Definition of "permitted matter"
Section 19 of the
Biosecurity Act 2019 (the Act) defines
“permitted matter” as follows:
19. Permitted matter
(1) The Minister may, by notice published in the
Gazette, declare any biosecurity matter, or class of biosecurity matter, to be
permitted matter if the Minister is satisfied on reasonable grounds that –
(a) the biosecurity matter, or class of biosecurity matter, does not pose a biosecurity risk to Tasmania or a part of Tasmania; or
(b) any biosecurity risk posed by the biosecurity matter, or class of biosecurity matter, is not significant and is able to be effectively controlled.
(2) A declaration under this section may be made subject to such conditions, requirements or restrictions in respect of biosecurity matter, or class of biosecurity matter, as the Minister considers reasonable in the circumstances.
Permitted matter comprises mainly beneficial or commercially valuable products and goods that have been assessed to present a low biosecurity risk to Tasmania.
Permitted matter may be imported into Tasmania without any specific permit restrictions or requirements. However, the general biosecurity duty (GBD) will still apply to all dealings with all biosecurity matter and carriers, including permitted matter.
Current list of permitted matter
The biosecurity matter (plants, animals and associated products) that have been declared permitted matter under section 19 of the Act are listed below.
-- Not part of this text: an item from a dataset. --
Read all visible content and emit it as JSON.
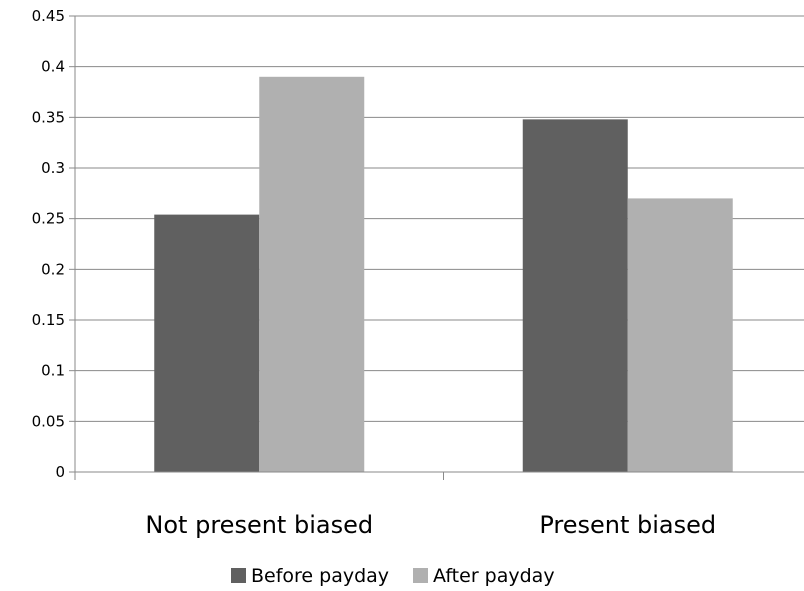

1. The following classes of consumer goods intended for human consumption, or animal consumption, have been declared permitted matter:
(a) commercially produced dried nuts;
(b) commercially produced honey that has been filtered to a maximum 2 mm pore size; (excluding raw honeycomb and raw beeswax);
(c) processed plant-based foods including commercially dried and/or cooked fruits and vegetables, herbs and spices, juices, jams, sauces, sugars, and edible oils;
(d) commercially produced eggs and egg products (fresh or powdered);
(e) hard frozen fruit and vegetables;
(f) freeze-dried camping foods (excluding dried seafood);
(g) baked goods including biscuits, breads and pastries;
(h) processed ready-to-eat meat for human/personal consumption including salami, hams and meat sticks (excluding seafood);
(i) canned seafood and meat products;
(j) cheese, milk, yoghurt, ice cream and other processed dairy products (fresh or powdered);
(k) noodles, pasta, rice, flour and other dried cereals;
(l) tea, coffee, wine, beer, cordial and other bottled or packaged beverages (liquid or powdered);
(m) processed baby food and baby formula;
(n) any animal or plant product contained in a commercially produced human or veterinary medicine that may lawfully be used in Tasmania; and
(o) commercially produced pet food (canned or dried, excluding dried seafood).
2. The following classes of live animals and animal products have been declared permitted matter:
(a) domestic cats (excluding feral, wild or hybrid cat species);
(b) horses and donkeys;
(c) hamsters and guinea pigs;
(d) chickens, ducks, geese and other domestic poultry and poultry hatching eggs;
(e) any animal product from an animal referred to in (a) – (d).
3. The following classes of animal and plant products commonly found in manufactured goods other than food, or used for domestic and industrial purposes, have been declared permitted matter:
(a) tanned or treated skins and hides (all) including antlers and horns;
(b) treated plant and animal-based textiles or fibres (for example wool, feathers, cotton, hemp, paper, flax, fur, hair and leather) in commercially manufactured items such as wigs, clothing, footwear, accessories, manchester, print-publications and upholstery (excluding raw timber, restricted animal fittings, used fishing equipment, and restricted horticultural material);
(c) treated animal and plant products (for example honey, beeswax, essential oils, lanolin, and gelatine) in commercially manufactured make-up, perfumes, shampoos, salves, tinctures, topical medicines and other cosmetic and/or therapeutic goods;
(d) treated animal and plant products (for example beeswax, essential oils, and pigments) in commercially manufactured dyes, candles, glues, paints, incense, cleaning products and other similar household and industrial chemical products;
(e) treated animal and plant products (for example cardboard, rope, rubber, treated timber and timber products) in commercially manufactured packaging, furniture, tools, equipment, and construction/manufacturing materials (excluding raw timber, restricted animal fittings, and restricted horticultural material).